Jamon Holmgren

The eight best ways I've improved my AI agent's code

by Jamon Holmgren on April 14, 2026

The things that have worked the best for me to keep agents like Claude or Codex from writing complete trash code.

(This assumes you're using the top models at medium to high reasoning, and paying $200+/mo for a good plan, not $20.)

  1. Excellent test suite that the agent has to run and fix if anything is broken, and write its own tests. By far the best way to improve outcomes. Also include linting, type checking, compiling, other static analysis tools and validations, and even access to a debugger if I can make it happen.
  2. Excellent docs covering systems, code style, testing strategies, and more that I hand-wrote initially and that the agent has to keep up to date with every commit / PR.
  3. An opinionated and carefully curated code base with well-named functions/classes/filenames, small files, extremely flat folder structure, and an AGENTS.md that indexes and describes each concisely.

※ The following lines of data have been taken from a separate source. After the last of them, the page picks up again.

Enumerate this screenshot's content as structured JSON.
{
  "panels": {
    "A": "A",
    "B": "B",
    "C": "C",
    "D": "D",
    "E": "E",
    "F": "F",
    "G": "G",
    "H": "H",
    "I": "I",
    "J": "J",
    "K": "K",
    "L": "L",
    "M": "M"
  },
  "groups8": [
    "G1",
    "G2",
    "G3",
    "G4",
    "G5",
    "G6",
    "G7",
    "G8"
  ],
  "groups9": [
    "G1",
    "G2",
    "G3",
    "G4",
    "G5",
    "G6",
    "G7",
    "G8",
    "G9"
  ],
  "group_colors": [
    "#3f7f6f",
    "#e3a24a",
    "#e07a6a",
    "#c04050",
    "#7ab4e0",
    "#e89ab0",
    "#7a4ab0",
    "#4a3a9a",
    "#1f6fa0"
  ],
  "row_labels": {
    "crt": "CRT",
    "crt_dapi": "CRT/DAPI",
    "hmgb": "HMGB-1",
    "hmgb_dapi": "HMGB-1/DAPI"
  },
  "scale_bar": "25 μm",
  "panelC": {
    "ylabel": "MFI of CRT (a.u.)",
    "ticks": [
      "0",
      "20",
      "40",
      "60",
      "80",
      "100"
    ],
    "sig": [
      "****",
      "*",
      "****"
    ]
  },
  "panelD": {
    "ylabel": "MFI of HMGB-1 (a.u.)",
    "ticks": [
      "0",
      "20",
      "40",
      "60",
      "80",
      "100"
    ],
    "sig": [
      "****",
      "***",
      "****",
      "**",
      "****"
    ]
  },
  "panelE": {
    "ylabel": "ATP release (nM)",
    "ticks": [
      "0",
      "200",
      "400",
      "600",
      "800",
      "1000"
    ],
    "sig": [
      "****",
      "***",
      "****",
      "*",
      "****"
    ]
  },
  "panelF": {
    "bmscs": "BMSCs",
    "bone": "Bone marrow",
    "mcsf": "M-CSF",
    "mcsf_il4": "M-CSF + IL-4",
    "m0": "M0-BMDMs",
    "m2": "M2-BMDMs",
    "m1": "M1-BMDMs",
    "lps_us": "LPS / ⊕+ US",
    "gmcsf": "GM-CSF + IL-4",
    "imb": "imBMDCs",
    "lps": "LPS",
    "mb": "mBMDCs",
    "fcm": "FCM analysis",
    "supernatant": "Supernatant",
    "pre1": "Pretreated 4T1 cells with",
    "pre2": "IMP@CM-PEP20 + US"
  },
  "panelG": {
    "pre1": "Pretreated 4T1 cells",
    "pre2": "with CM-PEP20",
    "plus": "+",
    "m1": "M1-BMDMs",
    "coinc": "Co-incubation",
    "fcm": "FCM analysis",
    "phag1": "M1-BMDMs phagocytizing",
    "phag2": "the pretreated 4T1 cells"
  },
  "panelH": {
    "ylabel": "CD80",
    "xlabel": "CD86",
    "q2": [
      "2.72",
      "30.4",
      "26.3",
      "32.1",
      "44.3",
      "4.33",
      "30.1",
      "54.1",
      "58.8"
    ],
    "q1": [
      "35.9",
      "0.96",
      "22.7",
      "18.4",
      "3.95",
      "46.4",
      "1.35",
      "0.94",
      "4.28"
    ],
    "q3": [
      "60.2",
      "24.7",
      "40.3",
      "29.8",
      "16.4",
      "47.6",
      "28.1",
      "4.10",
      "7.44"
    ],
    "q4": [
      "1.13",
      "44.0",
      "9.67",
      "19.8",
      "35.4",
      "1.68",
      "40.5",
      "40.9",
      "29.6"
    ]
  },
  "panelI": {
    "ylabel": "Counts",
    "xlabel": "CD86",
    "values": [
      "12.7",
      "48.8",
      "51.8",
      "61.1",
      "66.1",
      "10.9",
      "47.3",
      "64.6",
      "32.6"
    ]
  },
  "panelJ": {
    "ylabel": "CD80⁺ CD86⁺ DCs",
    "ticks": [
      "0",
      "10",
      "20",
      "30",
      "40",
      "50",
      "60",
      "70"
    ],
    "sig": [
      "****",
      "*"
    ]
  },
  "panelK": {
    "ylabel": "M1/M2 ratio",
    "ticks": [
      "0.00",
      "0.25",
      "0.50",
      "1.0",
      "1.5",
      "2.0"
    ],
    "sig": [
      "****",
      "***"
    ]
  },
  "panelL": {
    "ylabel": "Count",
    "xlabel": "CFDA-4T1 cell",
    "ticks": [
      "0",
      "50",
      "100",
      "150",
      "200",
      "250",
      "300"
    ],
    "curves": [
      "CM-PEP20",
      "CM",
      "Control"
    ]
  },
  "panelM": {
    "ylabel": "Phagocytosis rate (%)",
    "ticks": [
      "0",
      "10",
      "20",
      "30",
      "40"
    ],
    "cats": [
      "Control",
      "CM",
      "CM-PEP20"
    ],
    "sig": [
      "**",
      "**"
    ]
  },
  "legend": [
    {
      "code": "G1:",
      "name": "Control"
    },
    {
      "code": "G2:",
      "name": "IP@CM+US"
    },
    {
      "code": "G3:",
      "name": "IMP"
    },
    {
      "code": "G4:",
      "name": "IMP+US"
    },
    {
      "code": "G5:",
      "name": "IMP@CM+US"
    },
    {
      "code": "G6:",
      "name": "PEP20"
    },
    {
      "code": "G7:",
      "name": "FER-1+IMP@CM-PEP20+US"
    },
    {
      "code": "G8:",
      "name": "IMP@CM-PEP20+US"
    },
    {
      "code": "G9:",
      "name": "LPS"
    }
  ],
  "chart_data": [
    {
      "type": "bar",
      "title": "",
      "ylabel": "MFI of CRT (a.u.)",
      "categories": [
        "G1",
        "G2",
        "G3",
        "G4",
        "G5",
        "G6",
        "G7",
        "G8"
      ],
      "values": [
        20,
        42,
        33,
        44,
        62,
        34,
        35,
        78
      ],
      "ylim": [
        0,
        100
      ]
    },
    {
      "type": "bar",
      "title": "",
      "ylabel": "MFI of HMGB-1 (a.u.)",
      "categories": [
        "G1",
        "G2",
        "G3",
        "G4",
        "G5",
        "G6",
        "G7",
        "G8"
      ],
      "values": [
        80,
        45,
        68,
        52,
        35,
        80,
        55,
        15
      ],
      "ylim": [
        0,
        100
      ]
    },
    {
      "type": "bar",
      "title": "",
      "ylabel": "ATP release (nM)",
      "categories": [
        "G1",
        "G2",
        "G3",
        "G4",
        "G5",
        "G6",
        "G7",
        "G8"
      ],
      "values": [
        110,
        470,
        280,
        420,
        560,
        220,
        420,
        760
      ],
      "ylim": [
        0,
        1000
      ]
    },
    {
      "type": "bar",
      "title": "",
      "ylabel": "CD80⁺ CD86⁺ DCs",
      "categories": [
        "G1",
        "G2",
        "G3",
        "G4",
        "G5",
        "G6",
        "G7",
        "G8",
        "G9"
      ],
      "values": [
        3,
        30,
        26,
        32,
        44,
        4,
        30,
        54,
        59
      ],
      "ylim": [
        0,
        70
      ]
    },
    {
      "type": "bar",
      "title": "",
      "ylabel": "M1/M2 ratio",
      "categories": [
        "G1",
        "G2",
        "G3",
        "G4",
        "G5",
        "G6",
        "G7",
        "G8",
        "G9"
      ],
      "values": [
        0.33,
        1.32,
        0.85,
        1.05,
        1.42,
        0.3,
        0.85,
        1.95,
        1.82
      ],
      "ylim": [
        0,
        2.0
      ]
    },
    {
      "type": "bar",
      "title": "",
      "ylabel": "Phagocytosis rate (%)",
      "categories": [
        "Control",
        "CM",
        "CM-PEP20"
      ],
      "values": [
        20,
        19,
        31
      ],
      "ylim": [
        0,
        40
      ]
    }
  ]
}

Don't let the intoxicating speed let this get out of hand. You'll pay for it.
  4. Review agents, using codex to review Claude and vice versa. I have Claude spawn codex reviews via CLI and it works super well. Also add in review checklists that it has to use before it's done.
  5. Well-written specifications that I hand-write and take my time on.
  6. Review every line of every change that it makes and update docs, tests, or how I write specifications to ensure problems never happen again.
  7. Run the agents at night so I am forced to improve everything above this one in order to not wake up to slop.
  8. Be willing to hand-write features and bug fixes from time to time to make sure you stay in tune with the code base.